Devant l'étonnement de Jay, je tourne les pages jusqu'au poème de l'Albatros.

— Regarde ! j'insiste. C'était son poème préféré.

— Je sais...

Soudain, je pense à la fois où il m'a dit que son ami avait aussi pour poème préféré cet ode à l'oiseau marin et je fais le lien.

— Oui... je murmure pour moi-même, tu me l'avais dit ! Alors tu parlais de Cam. Si j'avais su, je secoue la tête, complètement navrée. On se parlait de Cam depuis le début en fait.

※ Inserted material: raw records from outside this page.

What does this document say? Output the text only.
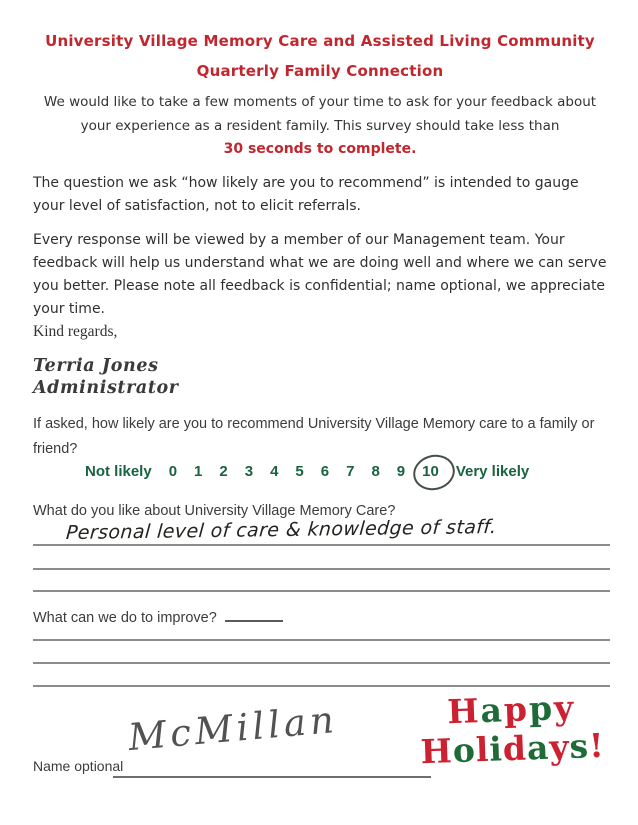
University Village Memory Care and Assisted Living Community
Quarterly Family Connection
We would like to take a few moments of your time to ask for your feedback about your experience as a resident family. This survey should take less than
30 seconds to complete.
The question we ask “how likely are you to recommend” is intended to gauge your level of satisfaction, not to elicit referrals.
Every response will be viewed by a member of our Management team. Your feedback will help us understand what we are doing well and where we can serve you better. Please note all feedback is confidential; name optional, we appreciate your time.
Kind regards,
Terria Jones
Administrator
If asked, how likely are you to recommend University Village Memory care to a family or friend?
Not likely 0 1 2 3 4 5 6 7 8 9 10 Very likely
What do you like about University Village Memory Care?
Personal level of care & knowledge of staff.
What can we do to improve?
McMillan
Name optional
Happy
Holidays!
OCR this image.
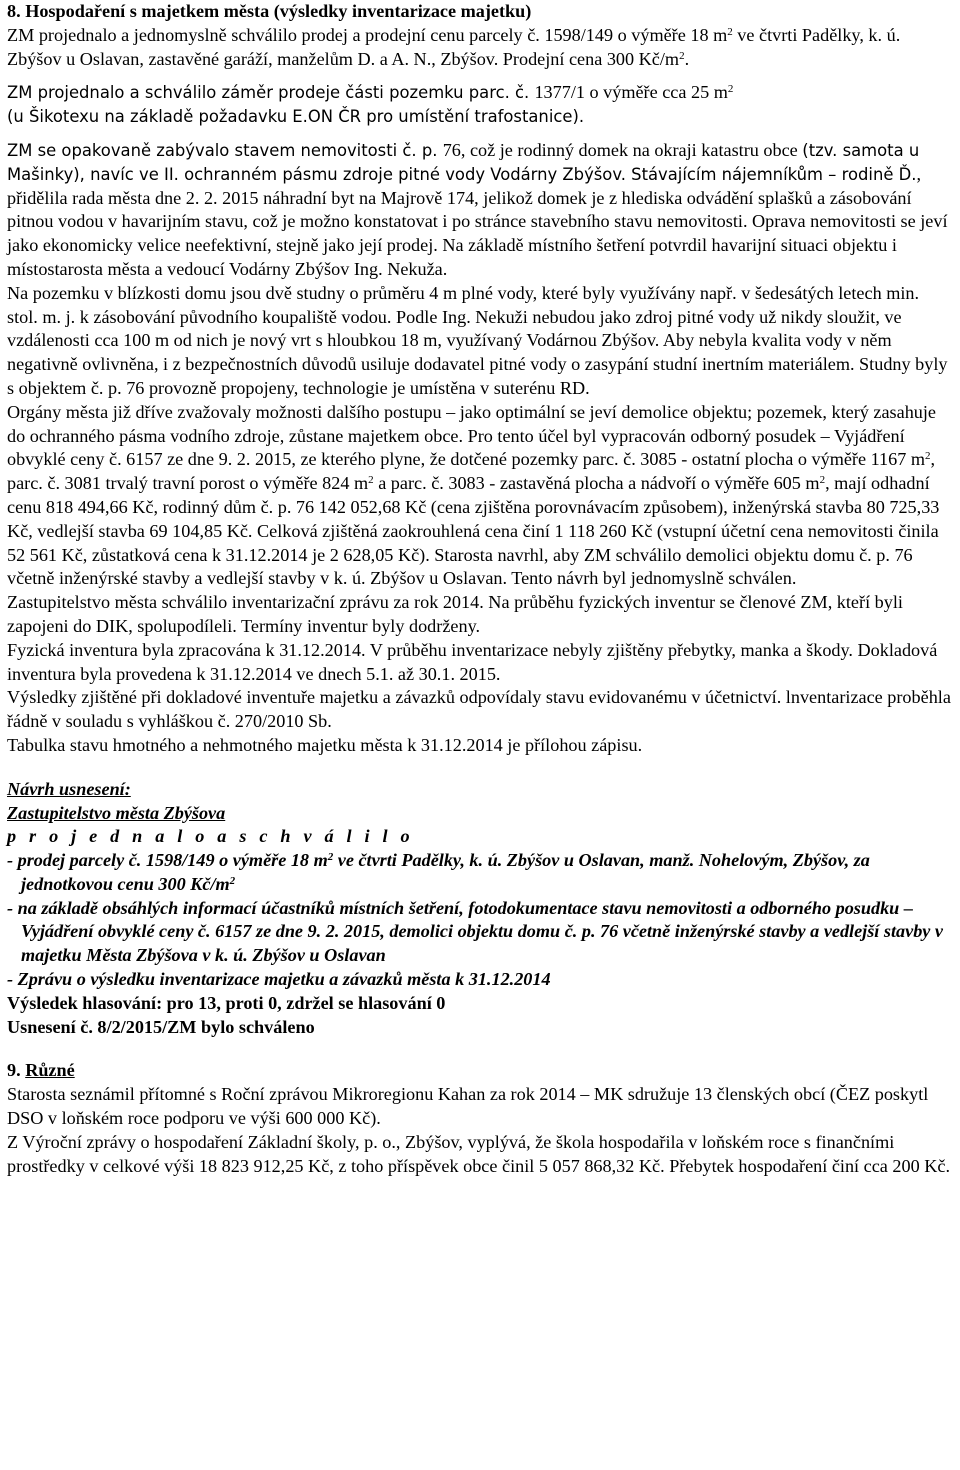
8. Hospodaření s majetkem města (výsledky inventarizace majetku)

ZM projednalo a jednomyslně schválilo prodej a prodejní cenu parcely č. 1598/149 o výměře 18 $m^2$ ve čtvrti Padělky, k. ú. Zbýšov u Oslavan, zastavěné garáží, manželům D. a A. N., Zbýšov. Prodejní cena 300 $Kč/m^2$.

ZM projednalo a schválilo záměr prodeje části pozemku parc. č. 1377/1 o výměře cca 25 $m^2$
(u Šikotexu na základě požadavku E.ON ČR pro umístění trafostanice).

ZM se opakovaně zabývalo stavem nemovitosti č. p. 76, což je rodinný domek na okraji katastru obce (tzv. samota u Mašinky), navíc ve II. ochranném pásmu zdroje pitné vody Vodárny Zbýšov. Stávajícím nájemníkům – rodině Ď., přidělila rada města dne 2. 2. 2015 náhradní byt na Majrově 174, jelikož domek je z hlediska odvádění splašků a zásobování pitnou vodou v havarijním stavu, což je možno konstatovat i po stránce stavebního stavu nemovitosti. Oprava nemovitosti se jeví jako ekonomicky velice neefektivní, stejně jako její prodej. Na základě místního šetření potvrdil havarijní situaci objektu i místostarosta města a vedoucí Vodárny Zbýšov Ing. Nekuža.

Na pozemku v blízkosti domu jsou dvě studny o průměru 4 m plné vody, které byly využívány např. v šedesátých letech min. stol. m. j. k zásobování původního koupaliště vodou. Podle Ing. Nekuži nebudou jako zdroj pitné vody už nikdy sloužit, ve vzdálenosti cca 100 m od nich je nový vrt s hloubkou 18 m, využívaný Vodárnou Zbýšov. Aby nebyla kvalita vody v něm negativně ovlivněna, i z bezpečnostních důvodů usiluje dodavatel pitné vody o zasypání studní inertním materiálem. Studny byly s objektem č. p. 76 provozně propojeny, technologie je umístěna v suterénu RD.

Orgány města již dříve zvažovaly možnosti dalšího postupu – jako optimální se jeví demolice objektu; pozemek, který zasahuje do ochranného pásma vodního zdroje, zůstane majetkem obce. Pro tento účel byl vypracován odborný posudek – Vyjádření obvyklé ceny č. 6157 ze dne 9. 2. 2015, ze kterého plyne, že dotčené pozemky parc. č. 3085 - ostatní plocha o výměře 1167 $m^2$, parc. č. 3081 trvalý travní porost o výměře 824 $m^2$ a parc. č. 3083 - zastavěná plocha a nádvoří o výměře 605 $m^2$, mají odhadní cenu 818 494,66 Kč, rodinný dům č. p. 76 142 052,68 Kč (cena zjištěna porovnávacím způsobem), inženýrská stavba 80 725,33 Kč, vedlejší stavba 69 104,85 Kč. Celková zjištěná zaokrouhlená cena činí 1 118 260 Kč (vstupní účetní cena nemovitosti činila 52 561 Kč, zůstatková cena k 31.12.2014 je 2 628,05 Kč). Starosta navrhl, aby ZM schválilo demolici objektu domu č. p. 76 včetně inženýrské stavby a vedlejší stavby v k. ú. Zbýšov u Oslavan. Tento návrh byl jednomyslně schválen.

Zastupitelstvo města schválilo inventarizační zprávu za rok 2014. Na průběhu fyzických inventur se členové ZM, kteří byli zapojeni do DIK, spolupodíleli. Termíny inventur byly dodrženy.

Fyzická inventura byla zpracována k 31.12.2014. V průběhu inventarizace nebyly zjištěny přebytky, manka a škody. Dokladová inventura byla provedena k 31.12.2014 ve dnech 5.1. až 30.1. 2015.

Výsledky zjištěné při dokladové inventuře majetku a závazků odpovídaly stavu evidovanému v účetnictví. lnventarizace proběhla řádně v souladu s vyhláškou č. 270/2010 Sb.

Tabulka stavu hmotného a nehmotného majetku města k 31.12.2014 je přílohou zápisu.

Návrh usnesení:

Zastupitelstvo města Zbýšova

p r o j e d n a l o a s c h v á l i l o

- prodej parcely č. 1598/149 o výměře 18 $m^2$ ve čtvrti Padělky, k. ú. Zbýšov u Oslavan, manž. Nohelovým, Zbýšov, za jednotkovou cenu 300 $Kč/m^2$

- na základě obsáhlých informací účastníků místních šetření, fotodokumentace stavu nemovitosti a odborného posudku – Vyjádření obvyklé ceny č. 6157 ze dne 9. 2. 2015, demolici objektu domu č. p. 76 včetně inženýrské stavby a vedlejší stavby v majetku Města Zbýšova v k. ú. Zbýšov u Oslavan

- Zprávu o výsledku inventarizace majetku a závazků města k 31.12.2014

Výsledek hlasování: pro 13, proti 0, zdržel se hlasování 0

Usnesení č. 8/2/2015/ZM bylo schváleno

9. Různé

Starosta seznámil přítomné s Roční zprávou Mikroregionu Kahan za rok 2014 – MK sdružuje 13 členských obcí (ČEZ poskytl DSO v loňském roce podporu ve výši 600 000 Kč).

Z Výroční zprávy o hospodaření Základní školy, p. o., Zbýšov, vyplývá, že škola hospodařila v loňském roce s finančními prostředky v celkové výši 18 823 912,25 Kč, z toho příspěvek obce činil 5 057 868,32 Kč. Přebytek hospodaření činí cca 200 Kč.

Il enserre le petit livre et ses sourcils se froncent :

— Je ne t'ai jamais parlé des poèmes de Cam.

— Mais si ! j'insiste. Lorsque j'ai mentionné la baleine cinquante-deux, tu...

Un courant d'air glacial s'engouffre dans le salon et nous sépare d'avantage, le silence est horrible quand je comprends ce que je viens de révéler.

— La baleine cinquante-deux, répète-t-il. La sirène octogénaire d'internet, c'était toi aussi ?

Je ravale ma salive, atone et paniquée. Je ne voulais pas qu'il l'apprenne de cette manière.

— Je te parle depuis le début et je te confie mes pensées alors que tu savais qui j'étais.

Ses poings se serrent le long de son corps, ses sourcils se froncent tellement que je recule :

— Quand comptais-tu me le dire ?

Il ne bouge pas, ne me touche pas, pourtant ses paroles me font le même effet qu'une gifle. Ses yeux sont noirs de colère, je sais ce qu'il pense : je l'ai trahi.